18  Northern California Current Forage

Description The Northern CCE survey (known as the Juvenile Salmon Ocean Ecology Survey, JSOES) occurs in June and targets juvenile salmon in surface waters off Oregon and Washington (Morgan et al. 2019). It also collects adult and juvenile (age 1+) pelagic forage fishes, market squid, and gelatinous zooplankton with regularity. A Nordic 264 rope trawl is towed for 15-30 min at approximately 6.5 km/hr. The gear is fished during daylight hours in near-surface (upper 20 m) waters, which is appropriate for targeting juvenile salmon.

Several other taxa (e.g., anchovy, sardine, herring and mackerels) collected by the June JSOES surface trawl are not considered to be sampled quantitatively due to their behavior (i.e., depth in the water column during daylight hours) and mesh size of sampling gear. Thus, we do not report catch-per-unit-effort (CPUE) of these species, rather noting them in terms of their relative prevalence - the proportion of stations where they were caught.

Pelagic forage data from the Northern CCE are provided by B. Burke, NMFS/NWFSC and C. Morgan, OSU/CIMRS. Data are derived from surface trawls taken during the NWFSC Juvenile Salmon & Ocean Ecosystem Survey (JSOES; https://www.fisheries.noaa.gov/west-coast/science-data/ocean-ecosystem-indicators-pacific-salmon-marine-survival-northern).

Dr. A. Thompson, NMFS/SWFSC, created the heat plots coupled with chronological clustering analysis to describe forage dynamics in the California Current Ecosystem in our annual Ecosystem Status reports. Detailed methods can be found in Thompson et al. (2019), but a brief synopsis follows: To determine when changes in assemblage structure took place, we ran chronological cluster analyses based on Bray-Curtis dissimilarity matrices calculated from ln(x+1)-transformed mean abundances of each taxon (Juggins 2015). Chronological clustering identifies which years have similar assemblages with the constraint that years are sequential.
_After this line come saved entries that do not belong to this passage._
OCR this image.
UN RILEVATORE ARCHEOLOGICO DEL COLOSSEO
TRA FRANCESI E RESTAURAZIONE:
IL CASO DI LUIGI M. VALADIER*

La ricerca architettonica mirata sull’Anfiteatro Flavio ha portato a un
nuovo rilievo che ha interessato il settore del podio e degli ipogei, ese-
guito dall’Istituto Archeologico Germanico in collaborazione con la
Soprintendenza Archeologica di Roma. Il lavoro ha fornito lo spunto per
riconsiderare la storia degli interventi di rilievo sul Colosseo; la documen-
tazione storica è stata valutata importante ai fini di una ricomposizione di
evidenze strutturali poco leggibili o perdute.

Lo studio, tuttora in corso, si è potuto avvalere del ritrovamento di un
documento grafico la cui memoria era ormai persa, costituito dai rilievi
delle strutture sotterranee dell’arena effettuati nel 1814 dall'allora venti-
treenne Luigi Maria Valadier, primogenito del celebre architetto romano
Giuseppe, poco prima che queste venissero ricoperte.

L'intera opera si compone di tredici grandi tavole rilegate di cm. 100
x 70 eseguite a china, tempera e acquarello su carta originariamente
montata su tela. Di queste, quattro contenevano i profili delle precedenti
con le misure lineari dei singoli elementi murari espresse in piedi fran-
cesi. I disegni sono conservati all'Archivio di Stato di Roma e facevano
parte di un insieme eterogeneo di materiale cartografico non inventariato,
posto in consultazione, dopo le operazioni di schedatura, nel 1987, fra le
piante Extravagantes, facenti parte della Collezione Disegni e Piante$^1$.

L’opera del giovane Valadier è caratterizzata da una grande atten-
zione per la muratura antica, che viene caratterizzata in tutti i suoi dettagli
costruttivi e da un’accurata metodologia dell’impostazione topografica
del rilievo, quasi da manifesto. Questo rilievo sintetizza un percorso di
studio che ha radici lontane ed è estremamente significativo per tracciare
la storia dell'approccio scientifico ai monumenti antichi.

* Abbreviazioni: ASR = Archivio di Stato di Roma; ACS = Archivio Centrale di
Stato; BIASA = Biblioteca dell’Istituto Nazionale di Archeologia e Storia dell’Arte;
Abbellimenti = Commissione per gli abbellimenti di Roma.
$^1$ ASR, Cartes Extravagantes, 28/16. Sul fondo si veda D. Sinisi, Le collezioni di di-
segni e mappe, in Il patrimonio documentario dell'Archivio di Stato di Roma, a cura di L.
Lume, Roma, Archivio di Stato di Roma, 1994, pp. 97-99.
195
To help visualize taxa dynamics, we couple the chronological dendrograms with heat maps showing taxa Z-scores of species abundances in each year. We qualitatively discern the deepest breaks in assemblage structure based on the dendrograms and place vertical lines on the heatmaps to designate major changes to the forage assemblage.

The color scheme is based on the value of the z-score. The z-score is the (abundance of a species in a given year - mean abundance over the time series)/standard deviation. A negative value means that it is below the long-term mean and positive above the mean. The z-score ranges from about -2.4 to +2.4. The color scale goes from red = low, white = average, blue = high. Z-scores were used instead of abundances because in each data set there is typically one or two species that are much more abundant than the others, swamping the color change effect for the other species. By running z-scores you can see how much a given species changes relative to their range in abundance.

Forage Biomass:

Forage Prevalence:

References

Juggins, Steve. 2015. “Rioja: Analysis of Quaternary Science Data.”
Morgan, Cheryl A, Brian R Beckman, Laurie A Weitkamp, and Kurt L Fresh. 2019. “Recent Ecosystem Disturbance in the Northern California Current.” Fisheries 44 (10): 465–74.
Thompson, Andrew R, Chris J Harvey, William J Sydeman, Caren Barceló, Steven J Bograd, Richard D Brodeur, Jerome Fiechter, et al. 2019. “Indicators of Pelagic Forage Community Shifts in the California Current Large Marine Ecosystem, 1998–2016.” Ecological Indicators 105: 215–28.